In May 2019 Italy, under the influence of the Five Star movement, joined the Chinese belt and road initiative during a state visit by the Chinese president, Xi Jinping, thus throwing Italy on to the frontline of Beijing’s battle for global power and influence. Italy between 2000 and 2019 had become Europe’s third-biggest beneficiary of Chinese investment, receiving a total of €15.9bn versus €50bn in the UK, €22.7bn in Germany and €14.4bn in France. The founder of Five Star, Beppe Grillo, even met the Chinese ambassador in Rome on the day Draghi arrived at the G7.

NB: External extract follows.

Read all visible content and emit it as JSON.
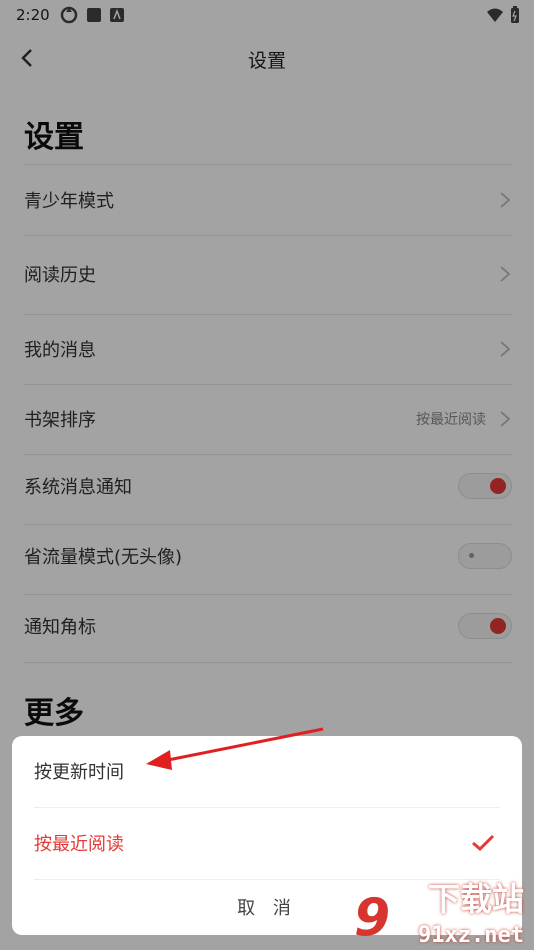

Draghi may be a technocrat running a six-party coalition, but he is moving Italian foreign policy towards a more Atlanticist perspective, shedding the willingness of the previous two governments to seek partnerships with China.

In March he issued a decree blocking Huawei and ZTE from fulfilling a contract with the Italian telecommunications firm Fastweb. But Draghi, as chair of the G20, has to take difficult ideas agreed at the G7 on climate finance and carbon trading into this wider forum, so he urged the G7 not to cause undue offence to China.

Related: G7 backs Biden infrastructure plan to rival China’s belt and road initiative

Johnson, supposedly riding shotgun for Biden on China, in reality probably differs little from the pragmatic Draghi. Certainly many backbenchers would be surprised to learn this self confessed Sinophile was leading the charge against China at the G7. The UK business department last week turned down a raft of recommendations from the business select committee to get tough with China over forced labour in Xinjiang. Graham Stuart, the minister for exports at the Department of International Trade, told a Lords select committee last week: “China offers more opportunity to the UK economy than any other market.”

There is one final piece of the jigsaw often left out in the discussions about what to do about China, and that is China itself. Campbell says that at the turbulent meeting in Alaska with the Chinese the US did not meet Xi’s inner circle. He said Xi is leaning on a smaller and smaller group that works on decision making.

The normal hallmark of China diplomacy was the ability to self-correct and retrench when it overstepped the mark, he said. The question is, is that feedback – “look, the steps that you’re taking are undermining Chinese soft power” – getting through to the most inner circle in the Chinese leadership cadre?

“That is a question we cannot answer, but over the course of the last year or two the country that has done the most to create problems for China is not the United States, but China.”